Le Pape François canonise ce 15 mai un officier français libertin devenu progressivement ermite au Sahara et « frère universel » : Charles Eugène de Foucauld de Pontbriand.
« Aussitôt que je crus qu’il y avait un Dieu, je compris que je ne pouvais faire autrement que de ne vivre que pour lui », écrit-il après s’être confessé à l’abbé Henri Huvelin, le 30 octobre 1886, dans l’église Saint-Augustin à Paris. Dès lors, il veut imiter le Christ en prenant la dernière place au côté des plus pauvres. « L’imitation est inséparable de l’amour. Quiconque aime veut imiter, c’est le secret de ma vie », explique-t-il.
Né à Strasbourg, le 15 septembre 1858, orphelin à l’âge de six ans, il est confié avec sa petite sœur à la garde de leurs grands-parents maternels, le colonel Beaudet de Morlet et sa femme, qui les éduquent avec beaucoup d’affection. Dans la famille, Charles se lie particulièrement d’amitié avec sa cousine Marie de Bondy, de huit ans son aînée, qui joue un rôle maternel auprès de lui et le guide patiemment à travers une abondante et très belle correspondance.
Le jeune homme est agnostique, il s’adonne à des lectures légères et mène une vie dissolue pendant ses études à l’école militaire de cavalerie. Des prostituées défilent dans sa chambre et Charles dilapide la fortune léguée par son grand-père. « J’étais moins un homme qu’un porc », confie-t-il à propos de cette période.
Parti combattre dans l’armée coloniale française en Algérie, il est bouleversé par sa découverte de l’islam, comme il l’affirme : « La vue de cette foi, de ces âmes vivant dans la continuelle présence de Dieu, m’a fait entrevoir quelque chose de plus grand et de plus vrai que les occupations mondaines ». Fasciné par la piété musulmane, il démissionne de l’armée et s’en va explorer le Maroc.
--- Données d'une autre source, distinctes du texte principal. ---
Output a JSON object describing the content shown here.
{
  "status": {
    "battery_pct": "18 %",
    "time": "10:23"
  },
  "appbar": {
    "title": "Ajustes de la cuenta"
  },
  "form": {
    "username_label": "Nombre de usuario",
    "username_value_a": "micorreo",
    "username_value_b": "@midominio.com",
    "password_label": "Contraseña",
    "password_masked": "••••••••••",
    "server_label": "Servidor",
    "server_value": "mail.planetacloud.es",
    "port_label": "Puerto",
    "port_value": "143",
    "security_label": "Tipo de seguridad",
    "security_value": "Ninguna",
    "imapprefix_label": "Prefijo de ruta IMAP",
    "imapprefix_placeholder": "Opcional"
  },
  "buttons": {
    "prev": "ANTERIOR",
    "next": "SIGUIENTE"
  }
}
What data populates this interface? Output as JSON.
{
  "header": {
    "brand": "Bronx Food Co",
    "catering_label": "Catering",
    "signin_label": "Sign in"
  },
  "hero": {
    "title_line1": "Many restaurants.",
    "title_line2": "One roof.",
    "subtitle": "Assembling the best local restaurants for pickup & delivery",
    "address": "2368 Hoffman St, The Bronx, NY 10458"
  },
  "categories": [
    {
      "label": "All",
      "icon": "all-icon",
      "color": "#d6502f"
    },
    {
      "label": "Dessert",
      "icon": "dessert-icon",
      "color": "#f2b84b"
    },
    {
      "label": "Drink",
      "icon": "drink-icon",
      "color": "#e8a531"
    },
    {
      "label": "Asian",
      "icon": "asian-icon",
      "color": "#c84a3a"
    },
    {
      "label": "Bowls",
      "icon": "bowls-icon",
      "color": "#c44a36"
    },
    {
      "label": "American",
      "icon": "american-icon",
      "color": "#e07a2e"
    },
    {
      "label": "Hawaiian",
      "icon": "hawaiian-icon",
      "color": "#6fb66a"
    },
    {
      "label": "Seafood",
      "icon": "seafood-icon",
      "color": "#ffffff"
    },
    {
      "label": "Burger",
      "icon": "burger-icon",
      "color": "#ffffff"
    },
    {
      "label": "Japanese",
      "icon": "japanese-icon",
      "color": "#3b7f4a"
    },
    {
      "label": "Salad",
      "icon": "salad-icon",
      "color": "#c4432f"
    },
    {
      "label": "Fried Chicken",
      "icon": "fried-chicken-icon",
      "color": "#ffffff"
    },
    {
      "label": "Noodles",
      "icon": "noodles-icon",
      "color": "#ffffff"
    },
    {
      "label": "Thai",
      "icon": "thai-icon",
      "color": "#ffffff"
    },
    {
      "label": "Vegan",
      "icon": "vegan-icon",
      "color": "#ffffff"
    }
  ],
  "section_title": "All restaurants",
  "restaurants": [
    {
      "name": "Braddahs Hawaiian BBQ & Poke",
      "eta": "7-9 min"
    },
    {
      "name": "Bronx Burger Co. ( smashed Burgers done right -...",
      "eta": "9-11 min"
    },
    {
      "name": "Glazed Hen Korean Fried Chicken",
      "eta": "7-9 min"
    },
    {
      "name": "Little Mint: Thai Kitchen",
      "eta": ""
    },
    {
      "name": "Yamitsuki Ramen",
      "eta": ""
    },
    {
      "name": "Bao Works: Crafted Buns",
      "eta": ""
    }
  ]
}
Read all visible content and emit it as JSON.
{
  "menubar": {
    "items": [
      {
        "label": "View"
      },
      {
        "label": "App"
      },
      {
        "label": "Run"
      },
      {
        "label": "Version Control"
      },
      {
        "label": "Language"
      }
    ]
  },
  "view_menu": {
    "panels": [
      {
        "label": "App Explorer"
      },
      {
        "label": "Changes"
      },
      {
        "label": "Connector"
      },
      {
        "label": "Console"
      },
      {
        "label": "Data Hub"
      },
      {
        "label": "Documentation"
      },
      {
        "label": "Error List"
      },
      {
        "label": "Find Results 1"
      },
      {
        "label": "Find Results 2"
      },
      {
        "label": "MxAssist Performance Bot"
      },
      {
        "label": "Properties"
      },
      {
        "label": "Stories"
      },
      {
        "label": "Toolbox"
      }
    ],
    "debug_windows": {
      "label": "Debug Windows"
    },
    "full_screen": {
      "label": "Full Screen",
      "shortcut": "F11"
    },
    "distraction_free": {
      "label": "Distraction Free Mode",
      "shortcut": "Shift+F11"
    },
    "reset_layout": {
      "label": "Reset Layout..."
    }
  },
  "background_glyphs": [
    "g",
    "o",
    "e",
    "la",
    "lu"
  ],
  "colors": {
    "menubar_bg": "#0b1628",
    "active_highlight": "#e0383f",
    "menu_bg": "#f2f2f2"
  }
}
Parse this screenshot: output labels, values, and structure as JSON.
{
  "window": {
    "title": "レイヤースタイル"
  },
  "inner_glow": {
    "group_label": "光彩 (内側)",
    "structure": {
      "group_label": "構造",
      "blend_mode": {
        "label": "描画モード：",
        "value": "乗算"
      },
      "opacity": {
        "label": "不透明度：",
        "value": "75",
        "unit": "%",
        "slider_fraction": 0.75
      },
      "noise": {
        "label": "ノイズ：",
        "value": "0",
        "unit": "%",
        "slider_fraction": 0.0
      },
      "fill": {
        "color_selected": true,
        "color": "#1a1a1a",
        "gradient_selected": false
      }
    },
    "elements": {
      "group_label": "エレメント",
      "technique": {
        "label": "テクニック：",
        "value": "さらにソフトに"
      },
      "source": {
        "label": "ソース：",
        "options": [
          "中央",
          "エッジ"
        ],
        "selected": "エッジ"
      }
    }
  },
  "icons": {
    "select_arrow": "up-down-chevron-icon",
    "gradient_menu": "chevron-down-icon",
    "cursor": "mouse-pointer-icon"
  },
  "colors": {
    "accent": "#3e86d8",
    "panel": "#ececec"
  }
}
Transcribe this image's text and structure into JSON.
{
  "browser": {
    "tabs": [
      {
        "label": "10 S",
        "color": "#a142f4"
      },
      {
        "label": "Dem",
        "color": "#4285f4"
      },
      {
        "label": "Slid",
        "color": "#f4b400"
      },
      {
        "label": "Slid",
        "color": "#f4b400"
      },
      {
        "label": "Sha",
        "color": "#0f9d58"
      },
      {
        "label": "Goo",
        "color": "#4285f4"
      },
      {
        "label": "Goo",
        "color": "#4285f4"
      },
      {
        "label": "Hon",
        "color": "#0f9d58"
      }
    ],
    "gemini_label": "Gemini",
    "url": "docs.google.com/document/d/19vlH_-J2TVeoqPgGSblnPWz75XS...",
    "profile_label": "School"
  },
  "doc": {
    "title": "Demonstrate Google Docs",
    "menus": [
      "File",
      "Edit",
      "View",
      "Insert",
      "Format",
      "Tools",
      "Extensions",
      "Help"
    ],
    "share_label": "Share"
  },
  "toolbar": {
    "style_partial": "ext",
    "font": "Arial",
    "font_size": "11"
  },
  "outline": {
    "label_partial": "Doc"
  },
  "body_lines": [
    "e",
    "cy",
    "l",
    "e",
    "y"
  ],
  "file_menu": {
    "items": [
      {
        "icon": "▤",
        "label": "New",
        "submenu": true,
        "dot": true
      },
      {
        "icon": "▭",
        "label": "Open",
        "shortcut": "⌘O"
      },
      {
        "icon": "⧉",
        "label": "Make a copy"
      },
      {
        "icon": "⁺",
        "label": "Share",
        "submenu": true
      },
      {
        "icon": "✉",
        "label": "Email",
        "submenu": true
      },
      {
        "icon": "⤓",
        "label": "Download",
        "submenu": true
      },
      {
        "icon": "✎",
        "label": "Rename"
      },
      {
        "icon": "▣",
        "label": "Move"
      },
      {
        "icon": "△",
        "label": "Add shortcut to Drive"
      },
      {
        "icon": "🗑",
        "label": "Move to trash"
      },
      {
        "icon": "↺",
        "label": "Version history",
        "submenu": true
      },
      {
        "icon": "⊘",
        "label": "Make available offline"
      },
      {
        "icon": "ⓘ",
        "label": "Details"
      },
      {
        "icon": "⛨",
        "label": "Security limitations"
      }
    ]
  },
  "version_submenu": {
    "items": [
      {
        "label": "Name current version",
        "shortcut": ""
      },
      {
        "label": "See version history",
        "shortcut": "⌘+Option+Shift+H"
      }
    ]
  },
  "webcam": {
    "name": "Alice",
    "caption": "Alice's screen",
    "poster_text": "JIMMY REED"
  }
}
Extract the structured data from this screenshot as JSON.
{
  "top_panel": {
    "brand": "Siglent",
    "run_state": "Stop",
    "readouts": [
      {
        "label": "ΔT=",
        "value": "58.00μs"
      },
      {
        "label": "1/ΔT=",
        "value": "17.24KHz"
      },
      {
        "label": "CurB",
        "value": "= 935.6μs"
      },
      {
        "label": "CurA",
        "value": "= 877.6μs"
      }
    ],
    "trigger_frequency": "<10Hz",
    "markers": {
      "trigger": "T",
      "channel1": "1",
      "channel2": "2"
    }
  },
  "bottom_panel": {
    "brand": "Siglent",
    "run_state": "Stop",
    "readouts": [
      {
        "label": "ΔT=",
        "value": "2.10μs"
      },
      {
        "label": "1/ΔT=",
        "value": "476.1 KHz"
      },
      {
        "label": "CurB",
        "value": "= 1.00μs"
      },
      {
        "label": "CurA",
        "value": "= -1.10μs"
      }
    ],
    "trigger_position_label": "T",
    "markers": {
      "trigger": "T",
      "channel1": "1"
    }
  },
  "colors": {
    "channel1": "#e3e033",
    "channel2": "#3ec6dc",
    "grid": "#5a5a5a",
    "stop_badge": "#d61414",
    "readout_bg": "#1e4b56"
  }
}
Son travail de plusieurs mois est salué par la Société de géographie de Paris, qui lui attribue une médaille d’or en 1885, tandis qu’il poursuit sa recherche spirituelle, sans regard en arrière.
Cheminant intérieurement, accompagné par le prêtre de Paris auquel il s’est confessé, l’abbé Huvelin, il décide d’entrer au couvent, d’abord en France, à l’abbaye trappiste de Notre-Dame des Neiges, puis en Syrie. Désireux d’expérimenter une pauvreté plus absolue, il est dispensé de ses vœux en 1897 et s’embarque pour la Terre Sainte. Jardinier des clarisses, à Nazareth, il écrit en trois ans 3000 pages de méditations, centrées sur la vocation chrétienne à « crier l’Evangile sur les toits » non par la parole mais par la vie…
Ordonné prêtre en 1900, il suit les conseils de son directeur spirituel qui ne cesse de l’encourager par courrier et lui disant d’« aller où vous pousse l’Esprit ». Le désert d’Algérie l’attire, la région berbère sahélienne, où il va partager les mêmes conditions d’existence que les habitants du Hoggar, traduisant l’Evangile en langue touarègue.
« Mon apostolat doit-être celui de la bonté », dit l’ancien officier, artisan du dialogue islamo-chrétien, qui porte sur son habit religieux le symbole du cœur et de la croix de Jésus. Il tisse avec tous des relations d’amitié, comme à Tamanrasset avec Moussa Ag Amastan, chef d’une tribu locale. Il ne pense plus à convertir mais à aimer. « Je suis certain que le bon Dieu accueillera au ciel ceux qui furent bons et honnêtes sans qu’ils soient catholiques romains », considère-t-il à propos des musulmans qui l’entourent, sans arrière-pensée de prosélytisme.
« Je veux habituer tous les habitants à me regarder comme leur frère », écrit-il à sa cousine Marie de Bondy, s’exerçant à faire la volonté de Dieu, en imitation de Jésus Christ. Cette spiritualité s’approfondit dans son ermitage de l’Assekrem, quand il est sauvé de la famine par des Touaregs qui lui apportent du lait de brebis, en 1908. Il se donne comme un pauvre à Dieu, dans l’abandon complet de lui-même.
Tué à l’âge de 58 ans par des pillards venus de Lybie, le 1er décembre 1916, sa mort rappelle la parabole évangélique du grain de blé qui tombe en terre, l’offrande de sa vie ayant porté beaucoup de fruit. Comme François d’Assise le fut en son temps, Charles de Foucauld est désormais pour toute l’Eglise le modèle d’un retour à l’Evangile, réforme qui commence à travers le témoignage de chaque baptisé.